Roger Cochetti testifies before Congress. (Photo by Mike Wendy)
Even the most sophisticated companies have problems keeping their computer networks secure from malicious hacking. Earlier in September, Americans learned that credit reporting agency Equifax exposed the personal information of 143 million U.S. consumers in an undetected hack of the company’s databases. Preliminary reports have it that Equifax could have avoided this mess if it had only made a couple of “simple” patches, which it failed to do. So what are the lessons learned from this cybersecurity nightmare.
CEOReport caught up with IT industry veteran, Roger Cochetti, to discuss the challenges cybersecurity issues pose to business and individuals. Cochetti knows a thing or two about cybersecurity – presently, he advises the technology sector in Washington, DC, on techpolicy matters; and his decades of experience includes executive positions with COMSAT, IBM, Network Solutions, VeriSign and CompTIA, as well as his service on the Advisory Committee to the Secretary of State on International Information & Communications Policy; on the President’s National Security Telecommunications Advisory Committee (NSTAC); and as a founder and board member of TRUSTe, FOSI, the Online Privacy Alliance.
CEOReport: What are the top cyber-hygiene behaviors a small to mid-size company should do to keep their systems secure?
RC: Keep up with updates to your software and hardware. Long ago, these were sometimes annoying downloads that didn’t seem to benefit the user very much. Today, they are an essential tool in keeping your systems safe. Failing to install an update is comparable to leaving your house unlocked when you leave it.
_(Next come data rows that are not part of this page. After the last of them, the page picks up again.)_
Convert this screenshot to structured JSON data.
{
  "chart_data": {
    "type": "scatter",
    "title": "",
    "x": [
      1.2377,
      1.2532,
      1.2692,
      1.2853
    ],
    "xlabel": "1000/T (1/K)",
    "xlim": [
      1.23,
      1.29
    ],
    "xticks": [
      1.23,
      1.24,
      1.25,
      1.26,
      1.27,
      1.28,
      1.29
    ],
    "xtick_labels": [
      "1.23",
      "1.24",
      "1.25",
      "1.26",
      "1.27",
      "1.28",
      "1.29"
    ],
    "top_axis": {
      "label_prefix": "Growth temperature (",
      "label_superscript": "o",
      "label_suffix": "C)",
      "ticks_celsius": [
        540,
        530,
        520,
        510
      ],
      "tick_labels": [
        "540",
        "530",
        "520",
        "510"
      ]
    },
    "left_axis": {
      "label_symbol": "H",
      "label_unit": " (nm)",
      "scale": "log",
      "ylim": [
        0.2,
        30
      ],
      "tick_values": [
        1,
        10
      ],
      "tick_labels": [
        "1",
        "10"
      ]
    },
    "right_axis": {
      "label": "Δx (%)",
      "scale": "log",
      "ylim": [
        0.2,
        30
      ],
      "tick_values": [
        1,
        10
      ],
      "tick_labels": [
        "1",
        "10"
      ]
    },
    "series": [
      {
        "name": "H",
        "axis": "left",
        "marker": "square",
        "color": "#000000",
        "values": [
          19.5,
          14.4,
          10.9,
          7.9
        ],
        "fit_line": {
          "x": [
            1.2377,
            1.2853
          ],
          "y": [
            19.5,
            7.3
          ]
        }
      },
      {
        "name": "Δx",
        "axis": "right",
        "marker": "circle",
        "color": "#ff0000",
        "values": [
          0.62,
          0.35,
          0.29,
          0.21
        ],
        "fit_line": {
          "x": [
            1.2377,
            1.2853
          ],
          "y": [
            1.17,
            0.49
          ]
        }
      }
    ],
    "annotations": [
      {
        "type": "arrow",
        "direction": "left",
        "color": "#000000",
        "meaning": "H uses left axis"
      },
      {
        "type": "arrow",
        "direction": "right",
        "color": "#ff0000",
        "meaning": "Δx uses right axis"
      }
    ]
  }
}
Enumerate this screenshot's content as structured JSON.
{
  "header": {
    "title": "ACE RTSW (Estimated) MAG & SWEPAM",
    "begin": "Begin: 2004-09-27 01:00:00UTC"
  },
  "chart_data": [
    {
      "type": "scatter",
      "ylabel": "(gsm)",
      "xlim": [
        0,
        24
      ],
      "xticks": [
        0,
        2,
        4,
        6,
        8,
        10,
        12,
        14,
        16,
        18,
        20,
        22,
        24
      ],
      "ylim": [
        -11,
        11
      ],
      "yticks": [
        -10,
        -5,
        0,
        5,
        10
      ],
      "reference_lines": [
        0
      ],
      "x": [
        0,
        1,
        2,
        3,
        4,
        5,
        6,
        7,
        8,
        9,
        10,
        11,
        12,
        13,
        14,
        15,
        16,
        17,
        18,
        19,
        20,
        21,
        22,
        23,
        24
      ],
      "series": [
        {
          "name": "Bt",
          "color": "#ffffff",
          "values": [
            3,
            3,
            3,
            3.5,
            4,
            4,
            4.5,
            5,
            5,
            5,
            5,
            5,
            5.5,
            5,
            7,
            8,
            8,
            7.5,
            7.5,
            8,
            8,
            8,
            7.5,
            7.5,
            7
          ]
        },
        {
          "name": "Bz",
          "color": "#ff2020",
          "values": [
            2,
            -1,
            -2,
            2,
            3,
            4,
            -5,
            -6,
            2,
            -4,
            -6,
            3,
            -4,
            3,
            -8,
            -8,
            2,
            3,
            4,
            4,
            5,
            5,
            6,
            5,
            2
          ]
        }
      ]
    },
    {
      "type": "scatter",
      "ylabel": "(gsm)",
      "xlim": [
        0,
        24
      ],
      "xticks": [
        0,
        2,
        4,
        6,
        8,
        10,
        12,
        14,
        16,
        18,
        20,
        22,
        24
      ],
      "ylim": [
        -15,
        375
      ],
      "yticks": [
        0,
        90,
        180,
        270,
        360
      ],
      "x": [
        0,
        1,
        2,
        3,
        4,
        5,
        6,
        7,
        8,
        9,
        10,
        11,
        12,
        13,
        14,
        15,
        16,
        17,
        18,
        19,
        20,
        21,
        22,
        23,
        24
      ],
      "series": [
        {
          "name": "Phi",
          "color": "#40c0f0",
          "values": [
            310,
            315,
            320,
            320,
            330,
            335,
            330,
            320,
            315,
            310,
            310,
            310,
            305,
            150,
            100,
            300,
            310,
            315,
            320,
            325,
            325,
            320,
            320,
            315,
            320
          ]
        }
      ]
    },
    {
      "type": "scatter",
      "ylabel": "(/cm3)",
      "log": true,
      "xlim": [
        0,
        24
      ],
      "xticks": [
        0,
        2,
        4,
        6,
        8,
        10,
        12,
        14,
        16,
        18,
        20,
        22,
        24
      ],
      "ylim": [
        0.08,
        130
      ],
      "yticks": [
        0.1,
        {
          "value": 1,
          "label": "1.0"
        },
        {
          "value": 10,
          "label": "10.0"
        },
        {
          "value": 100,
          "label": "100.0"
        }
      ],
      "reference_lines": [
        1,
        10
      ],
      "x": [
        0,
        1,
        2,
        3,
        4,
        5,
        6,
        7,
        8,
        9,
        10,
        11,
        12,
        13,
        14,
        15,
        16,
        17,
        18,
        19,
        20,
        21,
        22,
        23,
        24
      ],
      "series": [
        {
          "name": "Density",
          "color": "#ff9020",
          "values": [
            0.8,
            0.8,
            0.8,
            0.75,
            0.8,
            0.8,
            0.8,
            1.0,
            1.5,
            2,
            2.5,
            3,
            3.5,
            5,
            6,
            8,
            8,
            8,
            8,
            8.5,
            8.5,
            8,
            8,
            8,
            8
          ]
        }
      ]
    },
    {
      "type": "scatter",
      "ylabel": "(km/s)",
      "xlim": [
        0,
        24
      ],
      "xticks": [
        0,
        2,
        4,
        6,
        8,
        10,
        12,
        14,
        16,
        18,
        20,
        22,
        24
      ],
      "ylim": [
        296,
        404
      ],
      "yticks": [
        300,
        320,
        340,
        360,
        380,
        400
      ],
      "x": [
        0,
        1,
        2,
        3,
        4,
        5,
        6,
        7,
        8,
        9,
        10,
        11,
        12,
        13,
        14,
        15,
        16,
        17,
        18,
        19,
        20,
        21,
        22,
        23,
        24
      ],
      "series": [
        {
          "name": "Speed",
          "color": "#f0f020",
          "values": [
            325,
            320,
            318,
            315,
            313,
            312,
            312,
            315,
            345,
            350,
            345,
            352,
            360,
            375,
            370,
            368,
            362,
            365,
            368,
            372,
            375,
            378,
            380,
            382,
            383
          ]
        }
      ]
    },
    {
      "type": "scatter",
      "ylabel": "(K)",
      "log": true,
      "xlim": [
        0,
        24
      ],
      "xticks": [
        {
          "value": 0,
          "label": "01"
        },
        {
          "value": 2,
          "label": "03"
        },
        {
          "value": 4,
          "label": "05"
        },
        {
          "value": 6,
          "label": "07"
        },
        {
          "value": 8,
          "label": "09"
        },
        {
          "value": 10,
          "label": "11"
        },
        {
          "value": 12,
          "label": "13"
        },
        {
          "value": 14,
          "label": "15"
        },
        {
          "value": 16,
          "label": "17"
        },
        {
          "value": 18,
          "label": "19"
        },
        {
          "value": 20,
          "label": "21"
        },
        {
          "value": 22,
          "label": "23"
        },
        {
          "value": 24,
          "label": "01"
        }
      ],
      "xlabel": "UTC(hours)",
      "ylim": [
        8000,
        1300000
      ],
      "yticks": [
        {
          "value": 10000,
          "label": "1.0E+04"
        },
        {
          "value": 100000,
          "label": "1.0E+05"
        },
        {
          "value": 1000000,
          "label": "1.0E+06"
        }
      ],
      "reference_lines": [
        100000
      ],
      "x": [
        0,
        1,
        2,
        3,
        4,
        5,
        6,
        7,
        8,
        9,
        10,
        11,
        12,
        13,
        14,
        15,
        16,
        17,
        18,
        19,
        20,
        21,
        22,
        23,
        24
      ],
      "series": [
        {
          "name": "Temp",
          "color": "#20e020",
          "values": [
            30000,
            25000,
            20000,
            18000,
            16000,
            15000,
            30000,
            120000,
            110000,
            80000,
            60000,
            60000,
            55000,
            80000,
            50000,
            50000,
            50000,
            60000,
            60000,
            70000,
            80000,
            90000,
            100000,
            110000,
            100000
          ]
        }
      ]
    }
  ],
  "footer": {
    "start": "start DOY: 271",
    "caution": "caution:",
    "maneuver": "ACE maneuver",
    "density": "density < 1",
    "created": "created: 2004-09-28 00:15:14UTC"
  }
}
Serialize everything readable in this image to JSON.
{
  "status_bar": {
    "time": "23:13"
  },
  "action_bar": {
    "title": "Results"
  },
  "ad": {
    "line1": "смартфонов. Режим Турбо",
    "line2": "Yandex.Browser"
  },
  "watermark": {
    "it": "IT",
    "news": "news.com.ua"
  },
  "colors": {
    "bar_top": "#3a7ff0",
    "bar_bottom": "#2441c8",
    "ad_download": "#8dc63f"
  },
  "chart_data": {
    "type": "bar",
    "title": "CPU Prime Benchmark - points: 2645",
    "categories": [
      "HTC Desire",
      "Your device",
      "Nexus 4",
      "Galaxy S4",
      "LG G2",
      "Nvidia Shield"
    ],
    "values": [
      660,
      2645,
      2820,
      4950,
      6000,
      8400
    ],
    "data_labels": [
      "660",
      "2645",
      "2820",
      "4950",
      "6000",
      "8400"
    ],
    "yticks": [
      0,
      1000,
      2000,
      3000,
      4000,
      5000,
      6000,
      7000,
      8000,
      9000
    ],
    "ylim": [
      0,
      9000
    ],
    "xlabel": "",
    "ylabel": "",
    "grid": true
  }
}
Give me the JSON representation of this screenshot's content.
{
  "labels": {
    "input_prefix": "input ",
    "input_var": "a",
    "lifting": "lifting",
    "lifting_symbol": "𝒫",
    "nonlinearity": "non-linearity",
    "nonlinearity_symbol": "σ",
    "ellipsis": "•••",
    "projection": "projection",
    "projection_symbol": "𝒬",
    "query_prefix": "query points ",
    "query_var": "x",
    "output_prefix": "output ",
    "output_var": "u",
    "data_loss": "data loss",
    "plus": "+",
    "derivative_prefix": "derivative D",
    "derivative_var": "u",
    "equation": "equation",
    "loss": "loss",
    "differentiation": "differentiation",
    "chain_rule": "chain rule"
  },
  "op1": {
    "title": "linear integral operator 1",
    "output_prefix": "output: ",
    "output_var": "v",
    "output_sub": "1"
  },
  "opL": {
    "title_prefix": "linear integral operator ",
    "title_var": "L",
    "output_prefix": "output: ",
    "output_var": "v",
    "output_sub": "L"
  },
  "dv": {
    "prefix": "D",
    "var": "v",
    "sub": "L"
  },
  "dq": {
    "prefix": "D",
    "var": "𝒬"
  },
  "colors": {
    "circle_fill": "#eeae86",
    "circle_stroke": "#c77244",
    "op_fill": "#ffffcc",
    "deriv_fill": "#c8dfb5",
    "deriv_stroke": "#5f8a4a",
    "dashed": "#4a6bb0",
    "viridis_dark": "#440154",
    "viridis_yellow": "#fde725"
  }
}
Training your employees is also very important. Most cyber crimes are committed as a result of an employee error. Let’s recognize that we will never eliminate all employee errors, but we can reduce them and keep casual cyber criminals away through basic training. Simple examples include always selecting passwords that are difficult to guess (how about a phrase from your favorite song?); change your passwords periodically; and look carefully at incoming e-mails that ask you to click on anything.
CEOReport: Seems like many companies don’t take cybersecurity seriously. But it can be costly when a breach occurs – what are some of those typical costs?
RC: There are lots of costs; and the ranks of businesses that have failed or executives who have lost their jobs due to cyber security failures are growing. Moreover, governments everywhere are trying to increase the penalties for business cyber failures. To name a few of those costs: lawsuits from customers, shareholders or employees; consumer protection prosecutions from federal, state or local authorities; and damaging PR and loss of customer trust.
CEOReport: Why is it so hard for companies of any size to justify spending resources on cybersecurity?
RC: Like any expense that prevents damage, expenses for cyber protection do not yield an immediate return. $100 spent on advertising will hopefully generate $XXX in sales, but $100 spent on cyber protection only protects a business from future costs. So it seems easy to defer, minimize or avoid these costs. For most of the history of the internet, there was little or no cost to avoiding cyber protection expenses since the chances of a failure were small. Bad guys came to understand this and the chances of a cyber break-in have been growing every day. We need to look at these expenses exactly the same way we look at the cost of locks on our doors.
CEOReport: What are some services or web practices you yourself strenuously avoid due to cybersecurity issues?
RC: The biggest has to be looking skeptically at incoming e-mails that ask you to click on something (These are called “phishing” and when they seem to be specific and realistic “spear phishing”.) These often seem to come from a business that many people (including you) use or someone that you know, so they may seem to be legitimate. I can’t tell you how many “free” e-mail offers I have deleted from businesses with whom I do business because it wasn’t worth the risk of downloading something pretty bad.
CEOReport: How does the mobile, technologically heterogeneous office-place complicate cybersecurity matters?
RC: The bad guys are catching on to the fact that Internet users today are mostly using smart phones. Today’s heterogeneous mobile software and hardware environment is a little more tricky for bad guys to manipulate, but that is more than offset by the fact that mobile Internet users tend to be a lot less careful. This is the number one growth opportunity for bad guys.
CEOReport: Any last pieces of advice?
RC: Unfortunately, we simply have to get used to the notion that the open Internet is little different than the open streets in any large city. It offers enormous opportunities and many, many risks. We have no choice but to spend time and money protecting ourselves from these risks.